Dove la precisazione che la decisione così assunta è frutto di “più attenta lettura della ricostruzione della vicenda” con quel che segue assume un triplice significato. Conferma innanzitutto che la Corte d’Appello non ha minimamente omesso di occuparsi del ruolo giocato nel contesto di causa dal direttore dei lavori, onde non si può ritenere che il motivo, facendo leva su di esso per sminuire la responsabilità del ritardo della deducente, abbia introdotto nel giudizio una questione nuova, ove, come detto, se ne intendano però esattamente i termini e non si veda nella sua prospettazione una questione – questa si effettivamente nuova – per mezzo della quale si pretenda di accollare l’intera responsabilità dell’occorso alla condotta negligente del direttore dei lavori. Registra, poi, alla stregua degli esiti istruttori di fonte peritale, che la responsabilità della concessionaria non può essere revocata in dubbio, neppure nel preteso concorso del direttore dei lavori, se persino questi ne sollecitò la trasmissione dei documenti indispensabili per le operazioni di collaudo, onde nell’apprezzamento della Corte d’Appello la responsabilità del direttore dei lavori non elide la responsabilità della concessionaria, peraltro, secondo lo stesso decidente, da contenersi, a fronte della preponderante ricaduta di essa sul concedente, nel ristretto termine di due mesi. Rimarca, infine, – che è, a quel che preme, il risvolto qui più importante – la preannunciata preclusione cui va incontro la cognizione del tema da parte di questa Corte, giacchè ne è innegabile la manifesta radice meritale, chiedendosi, in definiva, che la Corte di Cassazione, quasi fosse un giudice avanti al quale celebrare un terzo grado di giudizio, ponga rimedio ad una decisione ritenuta ingiusta, sostituendo a quello del giudice d’appello il proprio giudizio maturato alla stregua di un rinnovato apprezzamento delle risultanze istruttorie.

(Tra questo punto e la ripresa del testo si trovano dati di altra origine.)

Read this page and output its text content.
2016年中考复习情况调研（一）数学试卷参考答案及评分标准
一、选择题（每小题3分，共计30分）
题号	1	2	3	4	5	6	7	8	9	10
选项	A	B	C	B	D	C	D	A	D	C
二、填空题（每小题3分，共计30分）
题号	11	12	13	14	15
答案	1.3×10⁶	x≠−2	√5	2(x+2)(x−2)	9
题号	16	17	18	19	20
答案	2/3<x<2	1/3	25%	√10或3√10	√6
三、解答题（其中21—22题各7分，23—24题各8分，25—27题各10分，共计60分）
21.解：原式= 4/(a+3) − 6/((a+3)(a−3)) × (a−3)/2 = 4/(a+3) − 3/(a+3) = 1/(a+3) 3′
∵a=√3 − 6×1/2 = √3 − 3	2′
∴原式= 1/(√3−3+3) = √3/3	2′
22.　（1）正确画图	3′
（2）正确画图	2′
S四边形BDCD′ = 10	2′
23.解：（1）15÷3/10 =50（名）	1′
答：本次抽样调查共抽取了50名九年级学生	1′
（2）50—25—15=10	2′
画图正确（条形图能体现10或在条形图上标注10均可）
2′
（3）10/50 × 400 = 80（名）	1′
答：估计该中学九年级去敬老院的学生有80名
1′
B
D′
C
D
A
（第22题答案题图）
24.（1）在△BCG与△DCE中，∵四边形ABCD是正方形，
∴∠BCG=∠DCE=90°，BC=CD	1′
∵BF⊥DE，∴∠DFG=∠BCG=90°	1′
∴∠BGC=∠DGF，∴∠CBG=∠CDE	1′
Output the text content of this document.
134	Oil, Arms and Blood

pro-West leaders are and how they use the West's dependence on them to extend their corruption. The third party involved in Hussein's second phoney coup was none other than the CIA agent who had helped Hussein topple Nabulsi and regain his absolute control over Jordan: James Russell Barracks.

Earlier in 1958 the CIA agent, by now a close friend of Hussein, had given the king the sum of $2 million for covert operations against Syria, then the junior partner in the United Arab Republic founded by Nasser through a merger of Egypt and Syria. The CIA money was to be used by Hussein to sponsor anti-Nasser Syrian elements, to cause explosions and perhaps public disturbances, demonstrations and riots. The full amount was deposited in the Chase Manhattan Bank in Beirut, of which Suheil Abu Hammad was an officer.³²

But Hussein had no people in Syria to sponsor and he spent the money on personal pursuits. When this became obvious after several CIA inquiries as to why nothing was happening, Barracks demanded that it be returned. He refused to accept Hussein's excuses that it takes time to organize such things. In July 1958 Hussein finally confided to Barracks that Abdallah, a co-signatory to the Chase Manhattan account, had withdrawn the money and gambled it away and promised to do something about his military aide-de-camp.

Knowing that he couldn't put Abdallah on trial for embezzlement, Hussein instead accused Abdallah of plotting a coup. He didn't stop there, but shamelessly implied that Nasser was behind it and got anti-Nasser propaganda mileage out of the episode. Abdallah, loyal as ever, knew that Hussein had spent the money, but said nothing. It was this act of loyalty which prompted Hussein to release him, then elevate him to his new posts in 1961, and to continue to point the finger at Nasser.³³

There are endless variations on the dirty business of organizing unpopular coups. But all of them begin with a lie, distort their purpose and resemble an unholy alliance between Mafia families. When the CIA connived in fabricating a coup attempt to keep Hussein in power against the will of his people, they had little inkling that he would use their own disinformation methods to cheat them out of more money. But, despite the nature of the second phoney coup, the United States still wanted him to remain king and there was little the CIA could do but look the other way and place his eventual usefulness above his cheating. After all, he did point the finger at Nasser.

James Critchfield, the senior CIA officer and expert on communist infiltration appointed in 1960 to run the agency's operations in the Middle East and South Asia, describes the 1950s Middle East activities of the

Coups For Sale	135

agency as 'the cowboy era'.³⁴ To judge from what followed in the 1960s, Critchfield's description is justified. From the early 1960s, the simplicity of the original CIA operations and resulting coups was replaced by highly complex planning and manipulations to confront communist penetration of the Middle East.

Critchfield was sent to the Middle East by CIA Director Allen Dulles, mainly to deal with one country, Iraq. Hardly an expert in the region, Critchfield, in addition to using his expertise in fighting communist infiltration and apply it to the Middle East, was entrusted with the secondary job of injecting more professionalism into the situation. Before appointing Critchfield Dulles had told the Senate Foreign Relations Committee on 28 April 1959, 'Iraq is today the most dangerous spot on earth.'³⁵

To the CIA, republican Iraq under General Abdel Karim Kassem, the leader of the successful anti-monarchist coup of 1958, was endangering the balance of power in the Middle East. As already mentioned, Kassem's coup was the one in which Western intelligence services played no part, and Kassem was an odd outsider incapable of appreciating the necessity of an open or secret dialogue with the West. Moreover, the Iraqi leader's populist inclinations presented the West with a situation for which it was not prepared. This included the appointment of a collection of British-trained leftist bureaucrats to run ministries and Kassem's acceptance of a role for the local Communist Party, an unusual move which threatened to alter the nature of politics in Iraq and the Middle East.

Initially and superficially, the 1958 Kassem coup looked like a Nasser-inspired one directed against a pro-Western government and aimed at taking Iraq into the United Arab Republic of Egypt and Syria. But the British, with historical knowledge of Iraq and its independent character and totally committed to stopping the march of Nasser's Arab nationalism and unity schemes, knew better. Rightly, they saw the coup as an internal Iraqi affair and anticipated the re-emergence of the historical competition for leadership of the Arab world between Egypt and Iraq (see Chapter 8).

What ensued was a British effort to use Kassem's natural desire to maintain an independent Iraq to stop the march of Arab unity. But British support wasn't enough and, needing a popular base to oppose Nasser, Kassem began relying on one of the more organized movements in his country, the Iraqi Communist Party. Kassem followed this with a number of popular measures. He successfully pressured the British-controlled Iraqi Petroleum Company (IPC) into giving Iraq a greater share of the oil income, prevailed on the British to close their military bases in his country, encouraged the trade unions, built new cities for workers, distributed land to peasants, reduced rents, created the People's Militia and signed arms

Nè, ovviamente, si prestano a questo ufficio le lagnanze esternate in ciascun motivo: quelle motivazionali declinate con il primo di essi, risultando infatti del tutto estranee al predicato normativo dell’art. 360 c.p.c., comma 1, n. 5, ed, anzi, nella prospettiva evocata, che più volte fa cenno ad un preteso vizio di motivazione insufficiente, palesando l’aspirazione del deducente ad una renovatio ludici; quelle in diritto, riprese nel secondo, potendo, all’evidenza, costituire ragione di esame se si fosse contestato alla Corte d’Appello di aver erroneamente negato la responsabilità del direttore dei lavori e non di averne semplicemente fatto materia del proprio argomentare.

3.4. Il ricorso incidentale va dunque dichiarato inammissibile.

4. Le spese, stante la reciprocità della soccombenza possono, essere integralmente compensate.

Ove dovuto, sussistono i presupposti per il raddoppio del contributo unificato ai sensi del D.P.R. 30 maggio 2002, n. 115, art. 13, comma 1-quater, a carico di entrambe le parti.

PQM

Respinge il ricorso principale, dichiara inammissibile il ricorso incidentale e compensa integralmente le spese di giudizio tra le parti.

Ove dovuto, ricorrono i presupposti per il versamento da parte di entrambi i ricorrenti, ai sensi del D.P.R. 30 maggio 2002, n. 115, art. 13, comma 1-quater, dell’ulteriore importo a titolo di contributo unificato pari a quello dovuto per il ricorso.

Così deciso in Roma, nella Camera di consiglio della Sezione Prima Civile, il 10 marzo 2021.